Cette réponse musclée intervient dans un contexte de forte tension sécuritaire, alors que les États membres de l’AES ont fait de la lutte contre le terrorisme une priorité commune.
Une riposte immédiate après les attaques
Dès le 25 avril, jour des attaques attribuées au JNIM et au FLA, les FAMa ont déclenché leurs premières opérations de représailles.
À Sévaré, dans la région de Mopti, une frappe aérienne a visé une base terroriste, causant d’importantes pertes dans les rangs ennemis. Dans la même journée, une colonne de motocyclistes repérée près de Ké-Macina a également été ciblée, tandis qu’un véhicule armé a été détruit lors d’une seconde intervention.
Ces premières actions ont marqué le début d’une campagne militaire d’envergure inscrite dans la dynamique de mutualisation sécuritaire de l’AES.
Kolokani : l’opération la plus décisive
Le 26 avril, les FAMa ont mené ce qui apparaît comme l’opération la plus importante de cette séquence militaire.
À Kolokani, dans la région de Koulikoro, une colonne armée en repli a été interceptée puis anéantie. Selon les chiffres communiqués par l’armée malienne, cette opération aurait permis à elle seule de neutraliser plus de 100 terroristes, tout en détruisant une importante logistique ennemie.
Ce succès militaire est présenté par Bamako comme un tournant dans la riposte engagée avec la coordination régionale de l’AES.
Pression maintenue à Kidal et Tombouctou
Le 29 avril, l’armée malienne a poursuivi ses frappes à Kidal, localité reprise quelques jours plus tôt par le FLA.
Les opérations ont visé une cache d’armes ainsi que du matériel logistique. Plusieurs combattants auraient été neutralisés, selon les autorités militaires.
Le 2 mai, une nouvelle série d’actions a été lancée dans le nord du pays. Au sud-est de Gourma Rharous, dans la région de Tombouctou, une cache d’armes a été détruite lors d’une frappe ciblée.
Nouvelle offensive dans l’ouest du pays
Le même jour, les FAMa ont également conduit une opération terrestre à Sébabougou, dans la région de Kita, à l’ouest du Mali.

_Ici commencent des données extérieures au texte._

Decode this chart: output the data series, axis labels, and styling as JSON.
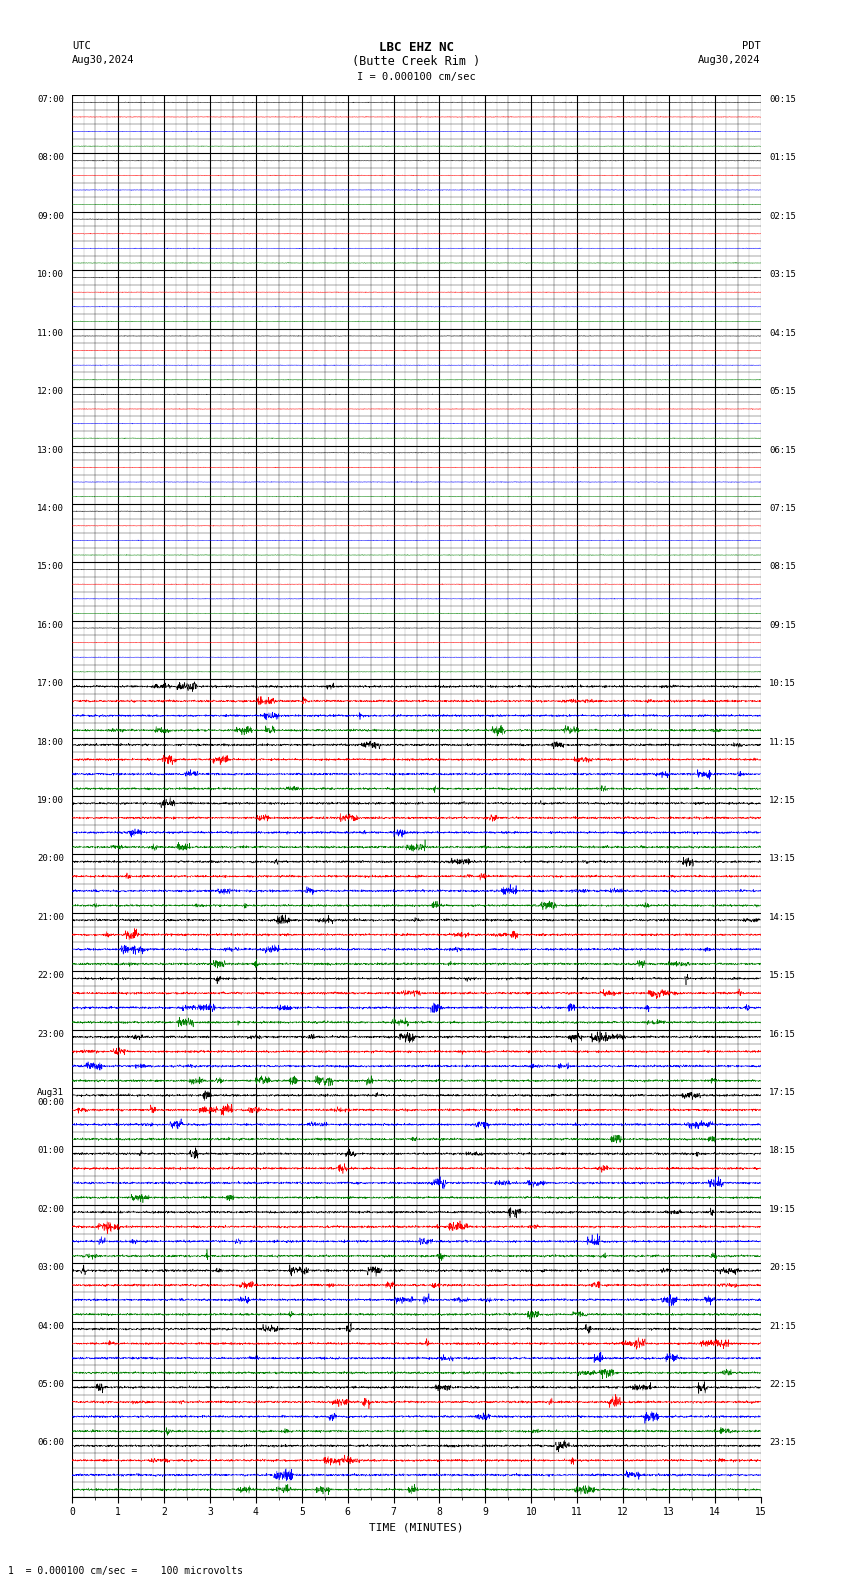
{
  "title_line1": "LBC EHZ NC",
  "title_line2": "(Butte Creek Rim )",
  "scale_label": "I = 0.000100 cm/sec",
  "utc_label": "UTC",
  "utc_date": "Aug30,2024",
  "pdt_label": "PDT",
  "pdt_date": "Aug30,2024",
  "xlabel": "TIME (MINUTES)",
  "bottom_note": "1  = 0.000100 cm/sec =    100 microvolts",
  "xmin": 0,
  "xmax": 15,
  "bg_color": "#ffffff",
  "trace_colors": [
    "#000000",
    "#ff0000",
    "#0000ff",
    "#008000"
  ],
  "rows": [
    {
      "utc": "07:00",
      "pdt": "00:15"
    },
    {
      "utc": "08:00",
      "pdt": "01:15"
    },
    {
      "utc": "09:00",
      "pdt": "02:15"
    },
    {
      "utc": "10:00",
      "pdt": "03:15"
    },
    {
      "utc": "11:00",
      "pdt": "04:15"
    },
    {
      "utc": "12:00",
      "pdt": "05:15"
    },
    {
      "utc": "13:00",
      "pdt": "06:15"
    },
    {
      "utc": "14:00",
      "pdt": "07:15"
    },
    {
      "utc": "15:00",
      "pdt": "08:15"
    },
    {
      "utc": "16:00",
      "pdt": "09:15"
    },
    {
      "utc": "17:00",
      "pdt": "10:15"
    },
    {
      "utc": "18:00",
      "pdt": "11:15"
    },
    {
      "utc": "19:00",
      "pdt": "12:15"
    },
    {
      "utc": "20:00",
      "pdt": "13:15"
    },
    {
      "utc": "21:00",
      "pdt": "14:15"
    },
    {
      "utc": "22:00",
      "pdt": "15:15"
    },
    {
      "utc": "23:00",
      "pdt": "16:15"
    },
    {
      "utc": "Aug31\n00:00",
      "pdt": "17:15"
    },
    {
      "utc": "01:00",
      "pdt": "18:15"
    },
    {
      "utc": "02:00",
      "pdt": "19:15"
    },
    {
      "utc": "03:00",
      "pdt": "20:15"
    },
    {
      "utc": "04:00",
      "pdt": "21:15"
    },
    {
      "utc": "05:00",
      "pdt": "22:15"
    },
    {
      "utc": "06:00",
      "pdt": "23:15"
    }
  ],
  "active_from_row": 10,
  "seed": 42,
  "n_pts": 2700,
  "minor_v_interval": 0.5,
  "sub_minor_v_interval": 0.25
}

Cette intervention, menée en réponse aux attaques visant Kati et Bamako, aurait permis de neutraliser plus d’une quinzaine de terroristes et de récupérer une quinzaine de motos, souvent utilisées pour les attaques rapides et les déplacements en zone rurale.

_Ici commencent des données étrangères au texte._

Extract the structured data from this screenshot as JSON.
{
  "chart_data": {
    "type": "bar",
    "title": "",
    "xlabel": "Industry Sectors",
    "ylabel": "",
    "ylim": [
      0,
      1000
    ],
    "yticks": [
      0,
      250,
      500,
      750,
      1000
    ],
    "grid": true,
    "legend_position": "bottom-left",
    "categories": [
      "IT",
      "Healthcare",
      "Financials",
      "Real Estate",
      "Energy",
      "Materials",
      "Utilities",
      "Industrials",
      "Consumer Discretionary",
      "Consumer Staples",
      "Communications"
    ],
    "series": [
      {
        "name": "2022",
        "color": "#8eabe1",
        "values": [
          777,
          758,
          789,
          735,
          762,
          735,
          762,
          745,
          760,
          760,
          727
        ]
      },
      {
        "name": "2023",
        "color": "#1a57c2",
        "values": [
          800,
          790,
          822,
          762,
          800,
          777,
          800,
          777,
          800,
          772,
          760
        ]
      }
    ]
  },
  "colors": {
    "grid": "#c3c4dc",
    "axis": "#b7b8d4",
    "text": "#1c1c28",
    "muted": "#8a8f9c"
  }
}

Le Mali en deuil après la mort du général Sadio Camara
Ces opérations militaires se déroulent dans un climat particulièrement lourd après la disparition du général Sadio Camara, tué lors d’un attentat-suicide à Kati revendiqué par le JNIM.
Considéré comme l’un des piliers du pouvoir de transition et de la restructuration de l’armée malienne, il a été promu à titre posthume au grade de général d’armée.

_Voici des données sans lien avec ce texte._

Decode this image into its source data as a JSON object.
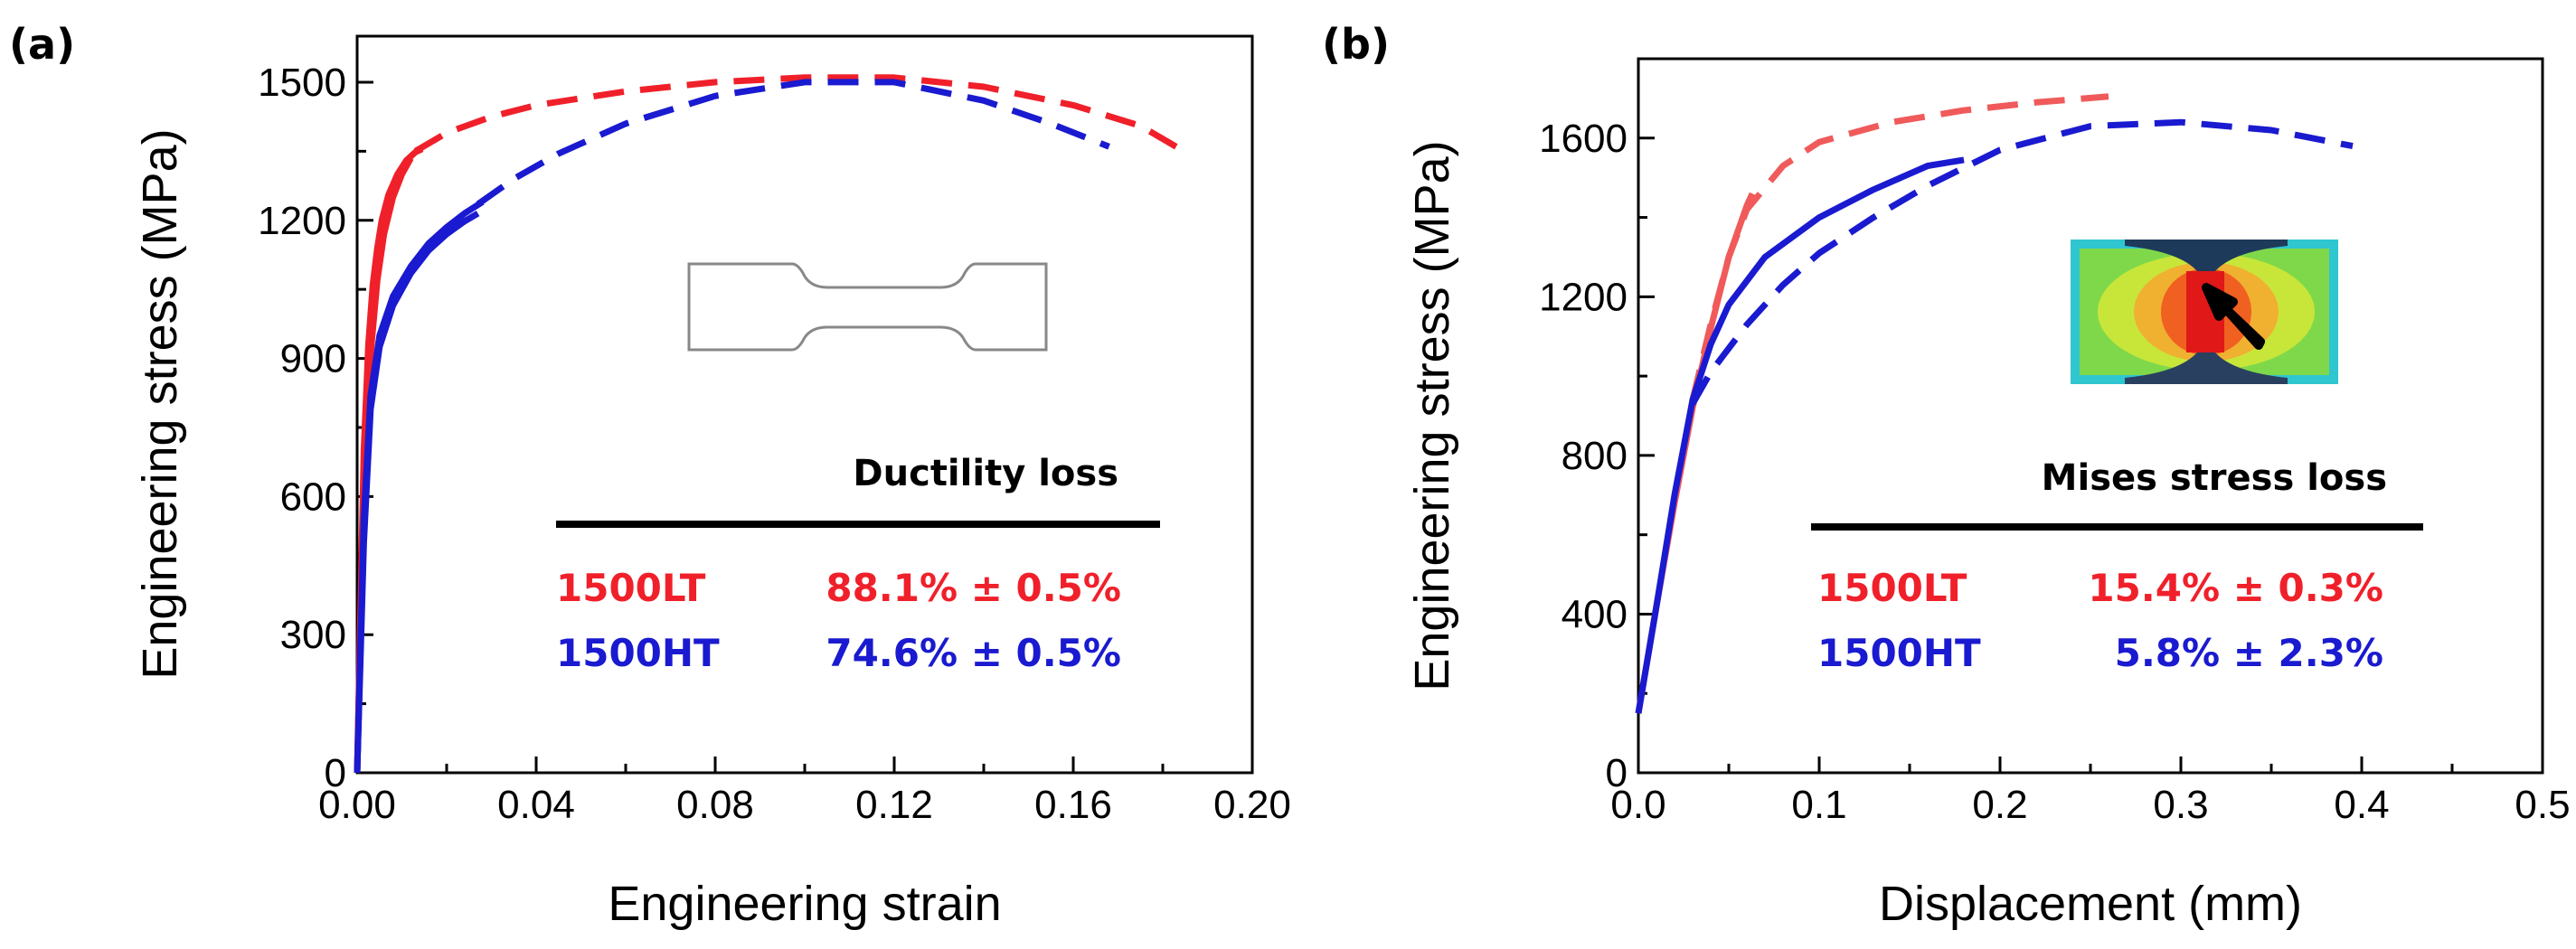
{
  "colors": {
    "red": "#f0202a",
    "blue": "#1a1ad0",
    "black": "#000000",
    "lightred": "#f05a5a"
  },
  "chart_data": [
    {
      "type": "line",
      "panel_label": "(a)",
      "xlabel": "Engineering strain",
      "ylabel": "Engineering stress (MPa)",
      "xlim": [
        0,
        0.2
      ],
      "ylim": [
        0,
        1600
      ],
      "xticks": [
        0.0,
        0.04,
        0.08,
        0.12,
        0.16,
        0.2
      ],
      "xtick_labels": [
        "0.00",
        "0.04",
        "0.08",
        "0.12",
        "0.16",
        "0.20"
      ],
      "yticks": [
        0,
        300,
        600,
        900,
        1200,
        1500
      ],
      "ytick_labels": [
        "0",
        "300",
        "600",
        "900",
        "1200",
        "1500"
      ],
      "series": [
        {
          "name": "1500LT solid",
          "color": "red",
          "dash": false,
          "x": [
            0.0,
            0.0015,
            0.0025,
            0.0035,
            0.0045,
            0.0055,
            0.007,
            0.009,
            0.011,
            0.013,
            0.0145
          ],
          "y": [
            0,
            700,
            930,
            1060,
            1140,
            1200,
            1255,
            1300,
            1330,
            1348,
            1355
          ]
        },
        {
          "name": "1500LT solid 2",
          "color": "red",
          "dash": false,
          "x": [
            0.0,
            0.0015,
            0.003,
            0.0045,
            0.006,
            0.008,
            0.01,
            0.012
          ],
          "y": [
            0,
            640,
            910,
            1070,
            1170,
            1250,
            1300,
            1335
          ]
        },
        {
          "name": "1500HT solid",
          "color": "blue",
          "dash": false,
          "x": [
            0.0,
            0.0015,
            0.003,
            0.005,
            0.008,
            0.012,
            0.016,
            0.02,
            0.024,
            0.028
          ],
          "y": [
            0,
            550,
            820,
            950,
            1035,
            1100,
            1150,
            1185,
            1215,
            1240
          ]
        },
        {
          "name": "1500HT solid 2",
          "color": "blue",
          "dash": false,
          "x": [
            0.0,
            0.0015,
            0.003,
            0.005,
            0.008,
            0.012,
            0.016,
            0.02,
            0.024,
            0.027
          ],
          "y": [
            0,
            500,
            790,
            925,
            1015,
            1085,
            1135,
            1170,
            1198,
            1215
          ]
        },
        {
          "name": "1500LT dashed",
          "color": "red",
          "dash": true,
          "x": [
            0.013,
            0.02,
            0.03,
            0.04,
            0.06,
            0.08,
            0.1,
            0.12,
            0.14,
            0.16,
            0.175,
            0.183
          ],
          "y": [
            1350,
            1390,
            1425,
            1450,
            1480,
            1500,
            1510,
            1510,
            1490,
            1450,
            1405,
            1360
          ]
        },
        {
          "name": "1500HT dashed",
          "color": "blue",
          "dash": true,
          "x": [
            0.027,
            0.035,
            0.045,
            0.06,
            0.08,
            0.1,
            0.12,
            0.14,
            0.155,
            0.168
          ],
          "y": [
            1235,
            1290,
            1345,
            1410,
            1470,
            1500,
            1500,
            1460,
            1410,
            1360
          ]
        }
      ],
      "legend": {
        "title": "Ductility loss",
        "rows": [
          {
            "name": "1500LT",
            "value": "88.1% ± 0.5%",
            "color": "red"
          },
          {
            "name": "1500HT",
            "value": "74.6% ± 0.5%",
            "color": "blue"
          }
        ]
      },
      "inset": "dog-bone specimen"
    },
    {
      "type": "line",
      "panel_label": "(b)",
      "xlabel": "Displacement (mm)",
      "ylabel": "Engineering stress (MPa)",
      "xlim": [
        0,
        0.5
      ],
      "ylim": [
        0,
        1800
      ],
      "xticks": [
        0.0,
        0.1,
        0.2,
        0.3,
        0.4,
        0.5
      ],
      "xtick_labels": [
        "0.0",
        "0.1",
        "0.2",
        "0.3",
        "0.4",
        "0.5"
      ],
      "yticks": [
        0,
        400,
        800,
        1200,
        1600
      ],
      "ytick_labels": [
        "0",
        "400",
        "800",
        "1200",
        "1600"
      ],
      "series": [
        {
          "name": "1500LT solid",
          "color": "lightred",
          "dash": false,
          "x": [
            0.0,
            0.01,
            0.02,
            0.03,
            0.04,
            0.05,
            0.06,
            0.063
          ],
          "y": [
            150,
            420,
            680,
            920,
            1120,
            1300,
            1430,
            1460
          ]
        },
        {
          "name": "1500LT dashed",
          "color": "lightred",
          "dash": true,
          "x": [
            0.03,
            0.04,
            0.05,
            0.06,
            0.08,
            0.1,
            0.14,
            0.18,
            0.22,
            0.26
          ],
          "y": [
            940,
            1130,
            1300,
            1420,
            1530,
            1590,
            1640,
            1670,
            1690,
            1705
          ]
        },
        {
          "name": "1500HT solid",
          "color": "blue",
          "dash": false,
          "x": [
            0.0,
            0.01,
            0.02,
            0.03,
            0.04,
            0.05,
            0.07,
            0.1,
            0.13,
            0.16,
            0.18
          ],
          "y": [
            150,
            420,
            700,
            940,
            1080,
            1180,
            1300,
            1400,
            1470,
            1530,
            1545
          ]
        },
        {
          "name": "1500HT dashed",
          "color": "blue",
          "dash": true,
          "x": [
            0.03,
            0.04,
            0.06,
            0.08,
            0.1,
            0.13,
            0.16,
            0.2,
            0.25,
            0.3,
            0.35,
            0.395
          ],
          "y": [
            930,
            1010,
            1130,
            1230,
            1310,
            1400,
            1480,
            1570,
            1630,
            1640,
            1620,
            1580
          ]
        }
      ],
      "legend": {
        "title": "Mises stress loss",
        "rows": [
          {
            "name": "1500LT",
            "value": "15.4% ± 0.3%",
            "color": "red"
          },
          {
            "name": "1500HT",
            "value": "5.8% ± 2.3%",
            "color": "blue"
          }
        ]
      },
      "inset": "FE Mises stress contour with arrow"
    }
  ]
}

Ses obsèques nationales ont eu lieu le 30 avril sous la présidence du général Assimi Goïta, en présence de délégations officielles venues du Burkina Faso, du Niger et de la Guinée, symboles du soutien politique et militaire de l’AES.
Une réponse régionale face au terrorisme
Au-delà du Mali, cette offensive illustre la volonté de l’AES de construire une réponse collective face aux menaces armées dans le Sahel. Les trois pays membres misent désormais sur la coopération militaire, le partage du renseignement et des opérations coordonnées pour reprendre l’initiative sur le terrain.